All this is mounted on a 3-foot optical rail which is motorized to rotate across a range of 180 degrees to illuminate the sample from any angle. The source optics are fairly complex in order to meet the goals of good collimation, lack of polarization bias, even illumination across the sample, and high output.

Detector

The light scattered from the sample passes through a dichroic polarizer (Melles-Griot 03 FPG 007), is reflected 90 degrees by a front-surface folding mirror, and is focused onto the detector slit by a 120mm achromatic doublet lens.

An Oriel Multispec spectroradiometer serves as the detector; this contains a 1200 l/mm grating and acquires 1024 samples across the approximate range 385nm-710nm. These results, at a spacing of approximately 0.32 nm per sample, are normally sampled down to 31 points for a resolution of 10nm per sample. This averaging process improves the signal-to-noise ratio of our measurements, and still yields sufficient resolution for physically-based rendering computations.

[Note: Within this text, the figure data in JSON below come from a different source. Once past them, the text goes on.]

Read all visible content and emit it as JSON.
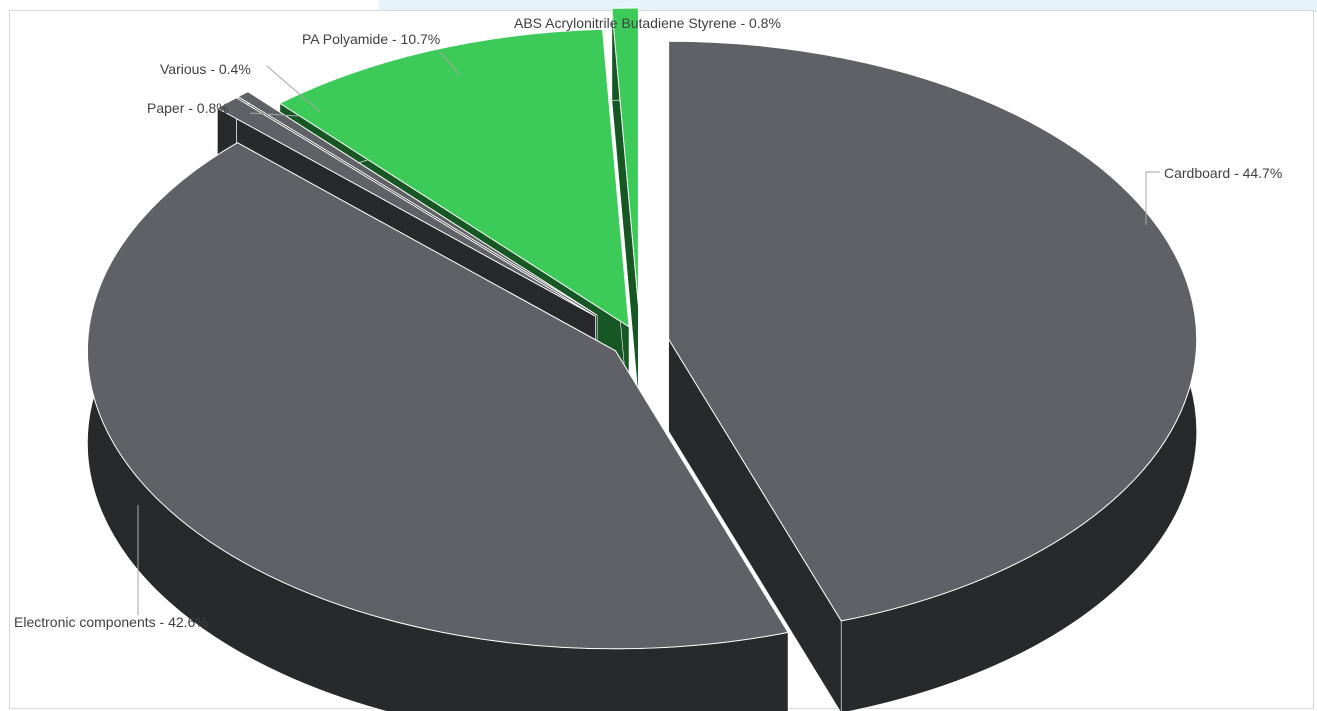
{
  "chart_data": {
    "type": "pie",
    "style": "3d-exploded",
    "title": "",
    "legend": "none",
    "slices": [
      {
        "label": "Cardboard",
        "value": 44.7,
        "display": "Cardboard - 44.7%",
        "color": "#606166",
        "side_color": "#28292b"
      },
      {
        "label": "Electronic components",
        "value": 42.6,
        "display": "Electronic components - 42.6%",
        "color": "#606166",
        "side_color": "#28292b"
      },
      {
        "label": "Paper",
        "value": 0.8,
        "display": "Paper - 0.8%",
        "color": "#606166",
        "side_color": "#28292b"
      },
      {
        "label": "Various",
        "value": 0.4,
        "display": "Various - 0.4%",
        "color": "#606166",
        "side_color": "#28292b"
      },
      {
        "label": "PA Polyamide",
        "value": 10.7,
        "display": "PA Polyamide - 10.7%",
        "color": "#3ccb58",
        "side_color": "#165724"
      },
      {
        "label": "ABS Acrylonitrile Butadiene Styrene",
        "value": 0.8,
        "display": "ABS Acrylonitrile Butadiene Styrene - 0.8%",
        "color": "#3ccb58",
        "side_color": "#165724"
      }
    ]
  }
}
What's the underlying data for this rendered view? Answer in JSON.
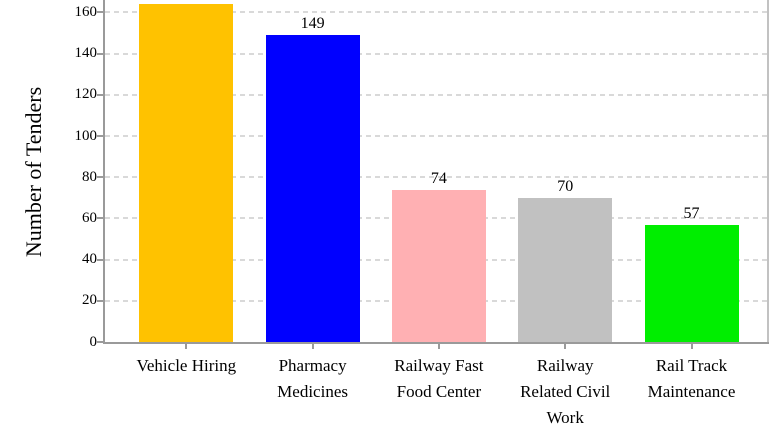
{
  "chart_data": {
    "type": "bar",
    "title": "",
    "xlabel": "",
    "ylabel": "Number of Tenders",
    "categories": [
      "Vehicle Hiring",
      "Pharmacy Medicines",
      "Railway Fast Food Center",
      "Railway Related Civil Work",
      "Rail Track Maintenance"
    ],
    "category_label_lines": [
      [
        "Vehicle Hiring"
      ],
      [
        "Pharmacy",
        "Medicines"
      ],
      [
        "Railway Fast",
        "Food Center"
      ],
      [
        "Railway",
        "Related Civil",
        "Work"
      ],
      [
        "Rail Track",
        "Maintenance"
      ]
    ],
    "values": [
      164,
      149,
      74,
      70,
      57
    ],
    "value_labels": [
      "164",
      "149",
      "74",
      "70",
      "57"
    ],
    "bar_colors": [
      "#FFC200",
      "#0000FF",
      "#FFB0B3",
      "#C1C1C1",
      "#00EE00"
    ],
    "yticks": [
      0,
      20,
      40,
      60,
      80,
      100,
      120,
      140,
      160
    ],
    "ylim": [
      0,
      172
    ],
    "grid": "horizontal-dashed",
    "legend": "none"
  },
  "style_colors": {
    "axis_spine": "#9a9a9a",
    "right_spine": "#c2c2c2",
    "gridline": "#d9d9d9",
    "text": "#000000",
    "background": "#ffffff"
  }
}
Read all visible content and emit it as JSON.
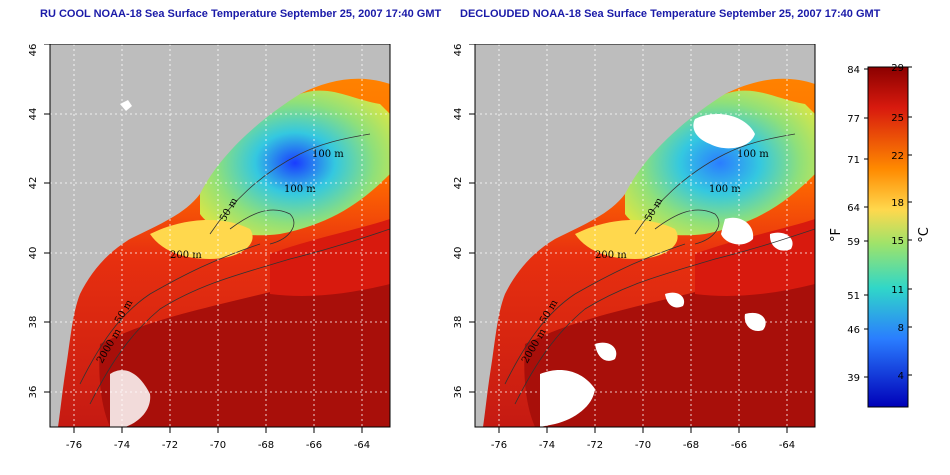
{
  "panels": [
    {
      "title": "RU COOL NOAA-18 Sea Surface Temperature September 25, 2007 17:40 GMT"
    },
    {
      "title": "DECLOUDED NOAA-18 Sea Surface Temperature September 25, 2007 17:40 GMT"
    }
  ],
  "map": {
    "lon_range": [
      -77,
      -63
    ],
    "lat_range": [
      35,
      46
    ],
    "lon_ticks": [
      "-76",
      "-74",
      "-72",
      "-70",
      "-68",
      "-66",
      "-64"
    ],
    "lat_ticks": [
      "36",
      "38",
      "40",
      "42",
      "44",
      "46"
    ],
    "land_color": "#bdbdbd",
    "cloud_color": "#ffffff",
    "contour_labels": [
      "100 m",
      "100 m",
      "50 m",
      "200 m",
      "50 m",
      "2000 m"
    ]
  },
  "colorbar": {
    "fahrenheit_labels": [
      "84",
      "77",
      "71",
      "64",
      "59",
      "51",
      "46",
      "39"
    ],
    "celsius_labels": [
      "29",
      "25",
      "22",
      "18",
      "15",
      "11",
      "8",
      "4"
    ],
    "fahrenheit_unit": "°F",
    "celsius_unit": "°C",
    "colors": [
      "#8b0000",
      "#d81a0e",
      "#ff8a00",
      "#ffd84d",
      "#9ee36a",
      "#30d7c8",
      "#2a7dff",
      "#0000b8"
    ]
  }
}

Since the detector uses a diffraction grating to spearate wavelengths, its response varies with polarization. We measure the BRDF twice with polarizations 90 degrees apart, then use a weighted average to get the BRDF for a polarization-insensitive sensor.

Motor Drives

Three stepper motors give control of rotational axes of the sample (2 axes) and the light source (1 axis). This allows the measurement of isotropic sample surfaces. Precision and repeatability are on the order of 0.01 degree on each axis.

Computer Control

A C++ control program, written by Sing and rewritten by Eric Lafortune, controls the motors, the spectroradiometer, and the power supply for the light source. Data can be acquired almost without human intervention: the software warms up the source in a controlled way, positions the motors for each measurement point, triggers the spectroradiometer, and stores the results. The user need only mount the sample and switch detector polarization when needed (normally once for reference measurements and once for sample measurements).

Angular Calibration

The control software automatically aligns the source and the two sample motors at the start of each session, or whenever desired. To align the source, we remove the sample, rotate the source to aim the source at the detector, and move the arm to scan the source across the detector, measuring at each step. We take the centroid of the resulting measurements as the alignment point for the source: 180 degrees. This is then repeated at finer resolution to confirm and refine the first alignment. To align the sample stage motors, we mount a first-surface mirror in the sample holder, rotate the source arm to 90 degrees, and rotate motor 1 to 45 degrees. This nominally aims the source directly at the sample. We perform a scan alignment by moving motor 1 to scan the source across the detector, then do the same for motor 2. We then repeat the procedure for both motors, using finer steps as in aligning the source arm.

Radiometric Calibration

All measurements are referenced to a direct measurement of the incident beam. We remove the sample from the holder and rotate the source arm to aim the source directly at the detector, then measure the source for each of two polarizations. We measure the spectral reflectance of Spectralon to confirm calibration.

Data Processing

The control software writes binary data files. We use MATLAB scripts to read, process, and display these files. Processing includes several steps:
  1. Subtract background (detector dark current and bias)
  2. Normalize by dividing by direct measurement of source
  3. Combine two polarizations to cancel detector bias
  4. Filter and downsample in wavelength
  5. Normalize for solid angle of detector
  6. Transform direction from instrument space (motor angles) to world space
At this point, an array of BRDF values is available; this can be interpolated to estimate values at other directions (e.g. for rendering), compared to the predictions of a model or simulation, or used to fit an approximate representation.